The Principles of Communist System

The principles gathered by Marxists from his ideas on which the communist system was set up and on which the communist government is founded can be summarized in the following points:

  1. There is no god and life is material. In the view of the proletariat law, moral values and religion are nothing more than deep-rooted bourgeois conceptions behind which bourgeoisie interest lurk. There are as many interest as there are concepts. The mission of the proletariat is to destroy religion and its advocates. In his thesis on Hegel, Marx says of religion that it is the expectoration of the oppressed creature of his feelings towards a cruel world; it is the opium given to peoples. Elsewhere, talking about the war between classes in France, he says that religion is the opium with which peoples are anaesthetized to be easily robbed. Religion, he adds, was used for spiritual subjugation as the state was used for economic exploitation.

    Lenin, his successor, says in this respect that religionist the opium given to people to pacify them. It is, he adds, a kind of alcohol of the spirit in which the slaves of capitalism bury their human characteristic and their sense of a dignified human life.
  2. Abolition of private ownership, nationalization of projects and establishments and the placing of the wealth of the whole nation in the hands of the government which will be directed by the proletariat from outside if they are not represented from within.
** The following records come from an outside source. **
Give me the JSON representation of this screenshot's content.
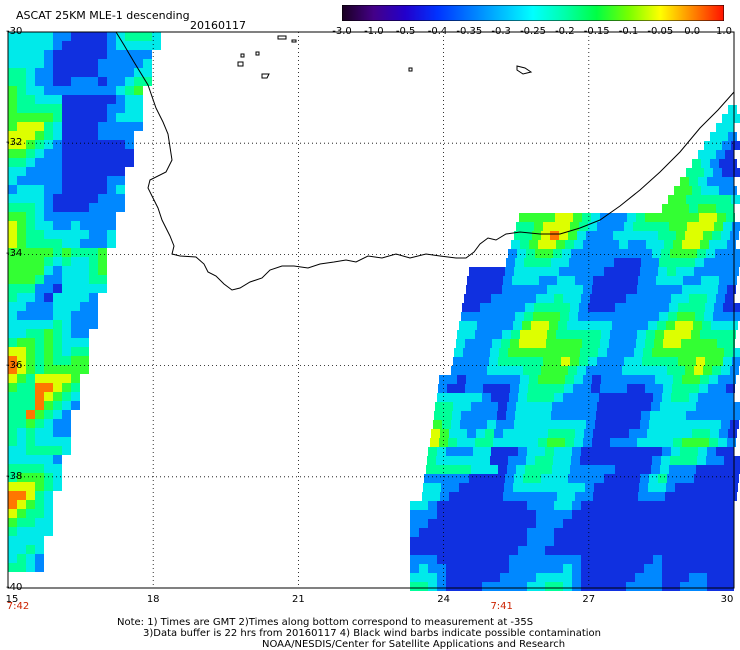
{
  "header": {
    "title": "ASCAT 25KM MLE-1 descending",
    "date": "20160117"
  },
  "colorbar": {
    "labels": [
      "-3.0",
      "-1.0",
      "-0.5",
      "-0.4",
      "-0.35",
      "-0.3",
      "-0.25",
      "-0.2",
      "-0.15",
      "-0.1",
      "-0.05",
      "0.0",
      "1.0"
    ],
    "colors": [
      "#1a0020",
      "#440088",
      "#2200cc",
      "#0033ff",
      "#0077ff",
      "#00bbff",
      "#00ffff",
      "#00ffaa",
      "#00ff44",
      "#77ff00",
      "#ffff00",
      "#ff8800",
      "#ff1100"
    ]
  },
  "map": {
    "lon_range": [
      15,
      30
    ],
    "lat_range": [
      -40,
      -30
    ],
    "lon_ticks": [
      "15",
      "18",
      "21",
      "24",
      "27",
      "30"
    ],
    "lat_ticks": [
      "-30",
      "-32",
      "-34",
      "-36",
      "-38",
      "-40"
    ],
    "times": [
      {
        "lon": 15,
        "label": "7:42"
      },
      {
        "lon": 25.2,
        "label": "7:41"
      }
    ]
  },
  "notes": {
    "line1": "Note: 1) Times are GMT 2)Times along bottom correspond to measurement at -35S",
    "line2": "3)Data buffer is 22 hrs from 20160117 4) Black wind barbs indicate possible contamination",
    "line3": "NOAA/NESDIS/Center for Satellite Applications and Research"
  }
}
In this context, Engels states that the proletariat take over political power and transfer the means of social production to public ownership in an attempt to escape control by the bourgeoisie. By such action, they eliminate devices such as capital and allow devices of a social character the freedom to gain round. Social production is to be reorganized according to a set plan and the development of production makes the existence of classes a matter of the past. It removes the general authority of the state and chaotic social production. The people finally control mutual cooperation and become the masters of nature and of themselves that is, they become free.
  3. The putting an end to internal trade and the adoption of a ration system which allows individuals to obtain their necessities against a card. Individuals are not allowed to themselves engage in external trade; it is the monopoly of the state.

    After reviewing the factors which demolish capitalism Engels states that there is no solution other than practical Precognition of the character of the new forces of production namely, the reconciling of the means of production, ownership and exchange and the character of the means of social production. This goal, he continues, cannot be achieved unless the means of production, greatly increased and controlled by man himself, are seized in entirely.
  4. The application of wages system. The theory that something has to be taken from everybody according to his potentiality and given to others according to their needs should not be determined according to the volume of work an individual produces. Instead, it should be determined by the value of necessities required by the worker. Social wealth is nothing but the sum total from which an individual consumes whatever satisfies his requirements and not whatever corresponds with his services and work.